Chemists often struggle to predict the outcome of a chemical reaction as it depends on the so-called “transition state,” a fleeting moment into which molecules enter and from which they can never return unchanged. The challenge lies in the fact that the transition state is extremely ephemeral and difficult to capture in real-world experiments.
This transition state can, in theory, be calculated using methods drawn from quantum chemistry. However, these are time-consuming and computing power-hungry, taking several days at a time for a single result. In recent years, scientists have started to use machine-learning models to predict transition states more efficiently. However, the existing models are somewhat limited as they treat the two reactants of a chemical reaction as a single entity, meaning they need to stick to one orientation during the reaction – an assumption which is unrealistic in many real-world scenarios.
Researchers from the Massachusetts Institute of Technology (MIT) and others have developed a fresh approach based on machine learning, which manages to calculate the structure of transition states extremely quickly – in seconds, in fact. This could significantly streamline and speed up both the design of new, useful chemical reactions and catalysts and the modeling of naturally-occurring chemical reactions, which play a key role in the evolution of life on earth.
The team’s new computational strategy enabled them to treat the two reactants as separate entities that can assume any orientation relative to each other. They used a diffusion model capable of identifying which processes are most likely to bring about a given result in order to capture this more fluid situation. The new model proved accurate, with errors as small as 8×10-10 cm, when tested on reactions involving never-seen-before compounds. Remarkably, the computational process took only a few seconds per reaction, making this an extremely fast and efficient method.

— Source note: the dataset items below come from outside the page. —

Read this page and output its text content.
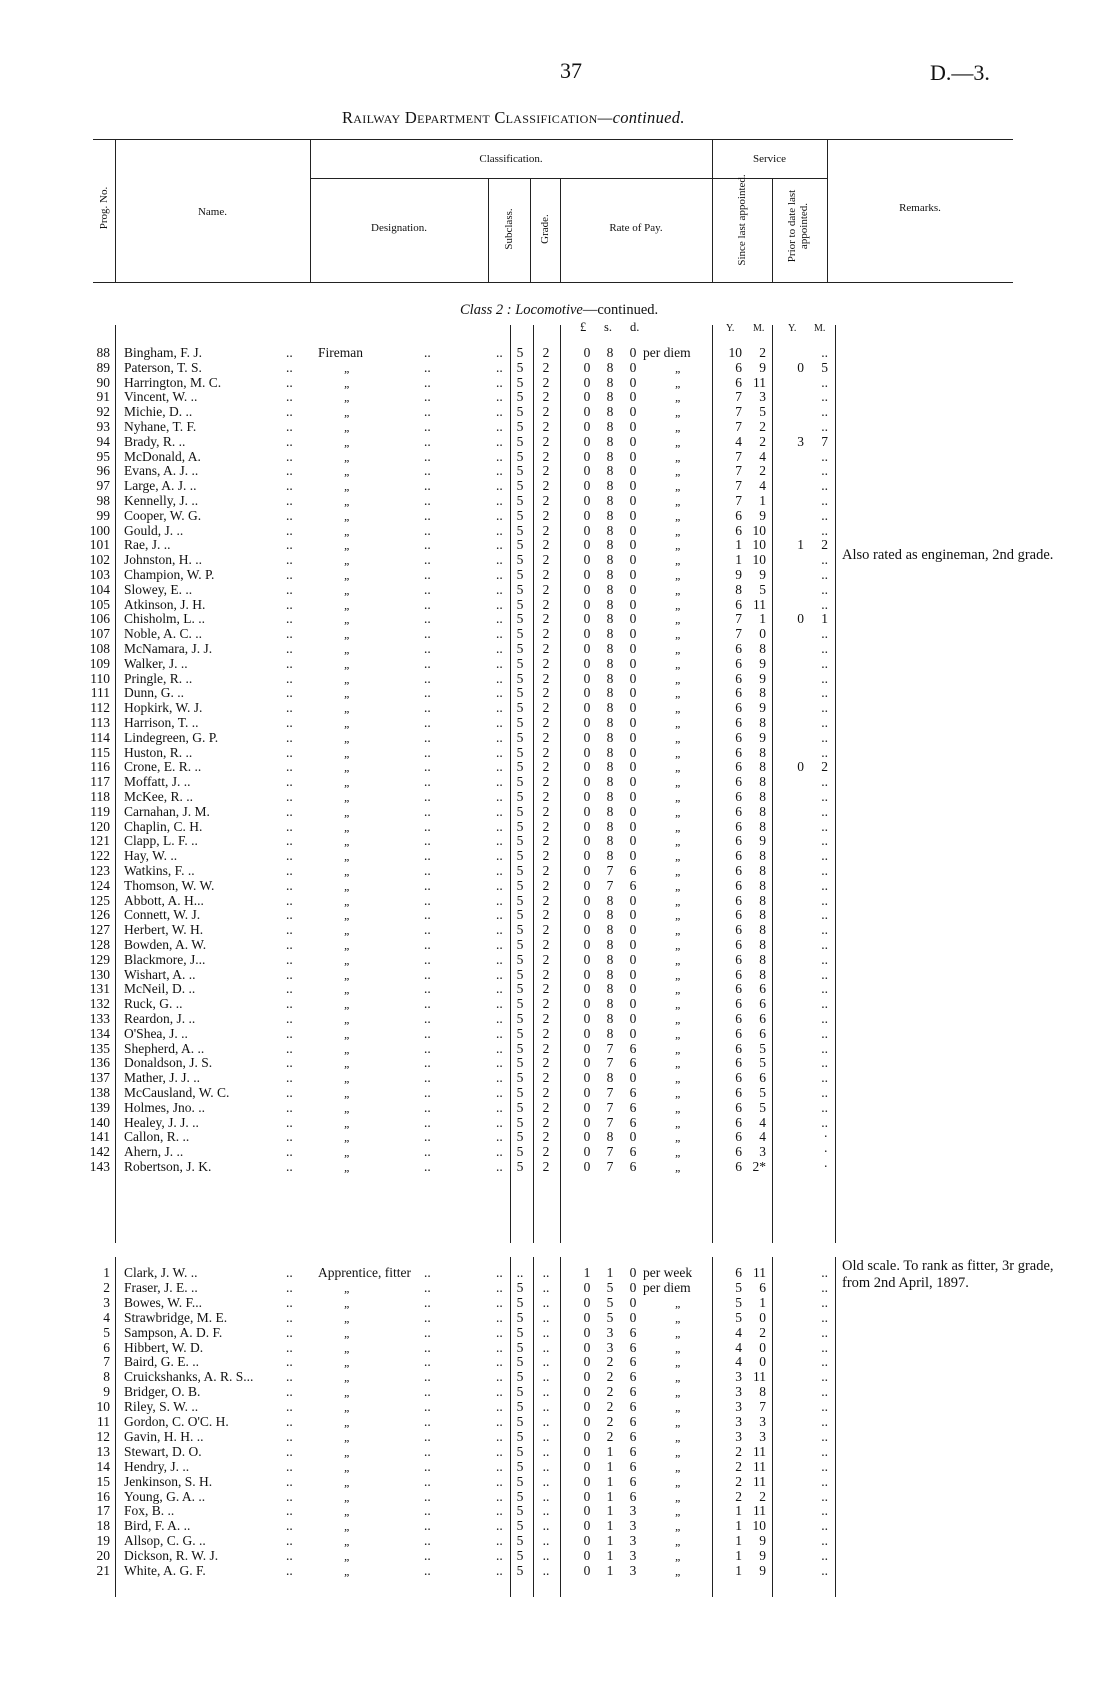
37	D.—3.
Railway Department Classification—continued.
Prog. No.	Name.
Classification.
Designation.	Subclass. Grade.	Rate of Pay.
Service
Since last appointed.	Prior to date last appointed.	Remarks.
Class 2 : Locomotive—continued.
£ s. d.	Y. M. Y. M.
88 Bingham, F. J.	.. Fireman	..	.. 5 2	0 8 0 per diem	10	2	..
89 Paterson, T. S.	..	„	..	.. 5 2	0 8 0	„	6	9	0	5
90 Harrington, M. C.	..	„	..	.. 5 2	0 8 0	„	6 11	..
91 Vincent, W. ..	..	„	..	.. 5 2	0 8 0	„	7	3	..
92 Michie, D. ..	..	„	..	.. 5 2	0 8 0	„	7	5	..
93 Nyhane, T. F.	..	„	..	.. 5 2	0 8 0	„	7	2	..
94 Brady, R. ..	..	„	..	.. 5 2	0 8 0	„	4	2	3	7
95 McDonald, A.	..	„	..	.. 5 2	0 8 0	„	7	4	..
96 Evans, A. J. ..	..	„	..	.. 5 2	0 8 0	„	7	2	..
97 Large, A. J. ..	..	„	..	.. 5 2	0 8 0	„	7	4	..
98 Kennelly, J. ..	..	„	..	.. 5 2	0 8 0	„	7	1	..
99 Cooper, W. G.	..	„	..	.. 5 2	0 8 0	„	6	9	..
100 Gould, J. ..	..	„	..	.. 5 2	0 8 0	„	6 10	..
101 Rae, J. ..	..	„	..	.. 5 2	0 8 0	„	1 10	1	2
102 Johnston, H. ..	..	„	..	.. 5 2	0 8 0	„	1 10	..
103 Champion, W. P.	..	„	..	.. 5 2	0 8 0	„	9	9	..
104 Slowey, E. ..	..	„	..	.. 5 2	0 8 0	„	8	5	..
105 Atkinson, J. H.	..	„	..	.. 5 2	0 8 0	„	6 11	..
106 Chisholm, L. ..	..	„	..	.. 5 2	0 8 0	„	7	1	0	1
107 Noble, A. C. ..	..	„	..	.. 5 2	0 8 0	„	7	0	..
108 McNamara, J. J.	..	„	..	.. 5 2	0 8 0	„	6	8	..
109 Walker, J. ..	..	„	..	.. 5 2	0 8 0	„	6	9	..
110 Pringle, R. ..	..	„	..	.. 5 2	0 8 0	„	6	9	..
111 Dunn, G. ..	..	„	..	.. 5 2	0 8 0	„	6	8	..
112 Hopkirk, W. J.	..	„	..	.. 5 2	0 8 0	„	6	9	..
113 Harrison, T. ..	..	„	..	.. 5 2	0 8 0	„	6	8	..
114 Lindegreen, G. P.	..	„	..	.. 5 2	0 8 0	„	6	9	..
115 Huston, R. ..	..	„	..	.. 5 2	0 8 0	„	6	8	..
116 Crone, E. R. ..	..	„	..	.. 5 2	0 8 0	„	6	8	0	2
117 Moffatt, J. ..	..	„	..	.. 5 2	0 8 0	„	6	8	..
118 McKee, R. ..	..	„	..	.. 5 2	0 8 0	„	6	8	..
119 Carnahan, J. M.	..	„	..	.. 5 2	0 8 0	„	6	8	..
120 Chaplin, C. H.	..	„	..	.. 5 2	0 8 0	„	6	8	..
121 Clapp, L. F. ..	..	„	..	.. 5 2	0 8 0	„	6	9	..
122 Hay, W. ..	..	„	..	.. 5 2	0 8 0	„	6	8	..
123 Watkins, F. ..	..	„	..	.. 5 2	0 7 6	„	6	8	..
124 Thomson, W. W.	..	„	..	.. 5 2	0 7 6	„	6	8	..
125 Abbott, A. H...	..	„	..	.. 5 2	0 8 0	„	6	8	..
126 Connett, W. J.	..	„	..	.. 5 2	0 8 0	„	6	8	..
127 Herbert, W. H.	..	„	..	.. 5 2	0 8 0	„	6	8	..
128 Bowden, A. W.	..	„	..	.. 5 2	0 8 0	„	6	8	..
129 Blackmore, J...	..	„	..	.. 5 2	0 8 0	„	6	8	..
130 Wishart, A. ..	..	„	..	.. 5 2	0 8 0	„	6	8	..
131 McNeil, D. ..	..	„	..	.. 5 2	0 8 0	„	6	6	..
132 Ruck, G. ..	..	„	..	.. 5 2	0 8 0	„	6	6	..
133 Reardon, J. ..	..	„	..	.. 5 2	0 8 0	„	6	6	..
134 O'Shea, J. ..	..	„	..	.. 5 2	0 8 0	„	6	6	..
135 Shepherd, A. ..	..	„	..	.. 5 2	0 7 6	„	6	5	..
136 Donaldson, J. S.	..	„	..	.. 5 2	0 7 6	„	6	5	..
137 Mather, J. J. ..	..	„	..	.. 5 2	0 8 0	„	6	6	..
138 McCausland, W. C.	..	„	..	.. 5 2	0 7 6	„	6	5	..
139 Holmes, Jno. ..	..	„	..	.. 5 2	0 7 6	„	6	5	..
140 Healey, J. J. ..	..	„	..	.. 5 2	0 7 6	„	6	4	..
141 Callon, R. ..	..	„	..	.. 5 2	0 8 0	„	6	4	·
142 Ahern, J. ..	..	„	..	.. 5 2	0 7 6	„	6	3	·
143 Robertson, J. K.	..	„	..	.. 5 2	0 7 6	„	6 2*	·
1 Clark, J. W. ..	.. Apprentice, fitter ..	.. .. ..	1 1 0 per week	6 11	..
2 Fraser, J. E. ..	..	„	..	.. 5 ..	0 5 0 per diem	5	6	..
3 Bowes, W. F...	..	„	..	.. 5 ..	0 5 0	„	5	1	..
4 Strawbridge, M. E.	..	„	..	.. 5 ..	0 5 0	„	5	0	..
5 Sampson, A. D. F.	..	„	..	.. 5 ..	0 3 6	„	4	2	..
6 Hibbert, W. D.	..	„	..	.. 5 ..	0 3 6	„	4	0	..
7 Baird, G. E. ..	..	„	..	.. 5 ..	0 2 6	„	4	0	..
8 Cruickshanks, A. R. S... ..	„	..	.. 5 ..	0 2 6	„	3 11	..
9 Bridger, O. B.	..	„	..	.. 5 ..	0 2 6	„	3	8	..
10 Riley, S. W. ..	..	„	..	.. 5 ..	0 2 6	„	3	7	..
11 Gordon, C. O'C. H.	..	„	..	.. 5 ..	0 2 6	„	3	3	..
12 Gavin, H. H. ..	..	„	..	.. 5 ..	0 2 6	„	3	3	..
13 Stewart, D. O.	..	„	..	.. 5 ..	0 1 6	„	2 11	..
14 Hendry, J. ..	..	„	..	.. 5 ..	0 1 6	„	2 11	..
15 Jenkinson, S. H.	..	„	..	.. 5 ..	0 1 6	„	2 11	..
16 Young, G. A. ..	..	„	..	.. 5 ..	0 1 6	„	2	2	..
17 Fox, B. ..	..	„	..	.. 5 ..	0 1 3	„	1 11	..
18 Bird, F. A. ..	..	„	..	.. 5 ..	0 1 3	„	1 10	..
19 Allsop, C. G. ..	..	„	..	.. 5 ..	0 1 3	„	1	9	..
20 Dickson, R. W. J.	..	„	..	.. 5 ..	0 1 3	„	1	9	..
21 White, A. G. F.	..	„	..	.. 5 ..	0 1 3	„	1	9	..
Also rated as engineman, 2nd grade.
Old scale. To rank as fitter, 3r grade, from 2nd April, 1897.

Although the research was primarily conducted on relatively simple compounds made of no more than 23 atoms, the model was equally successful when applied to larger, more complex molecules. The researchers now plan to extend their rapid prediction model to make it include other variables, such as the presence of catalysts. This will enable them to determine how much a catalyst would accelerate a reaction, guiding the design new processes for producing pharmaceuticals, fuels, or other useful compounds, and helping to model the type of simple reactions that might have occurred on the early Earth, or on other planets.
The groundbreaking nature of the research was confirmed by Professor Jan Halborg Jensen of the University of Copenhagen. Identifying the transition state of molecules, he said, is the most important, but also the most challenging task in predicting the outcome of chemical reactions. The MIT team’s work removes a significant bottleneck in this area, he argued, and might therefore significantly advance the field. The research was sponsored by the U.S. Office of Naval Research and the National Science Foundation.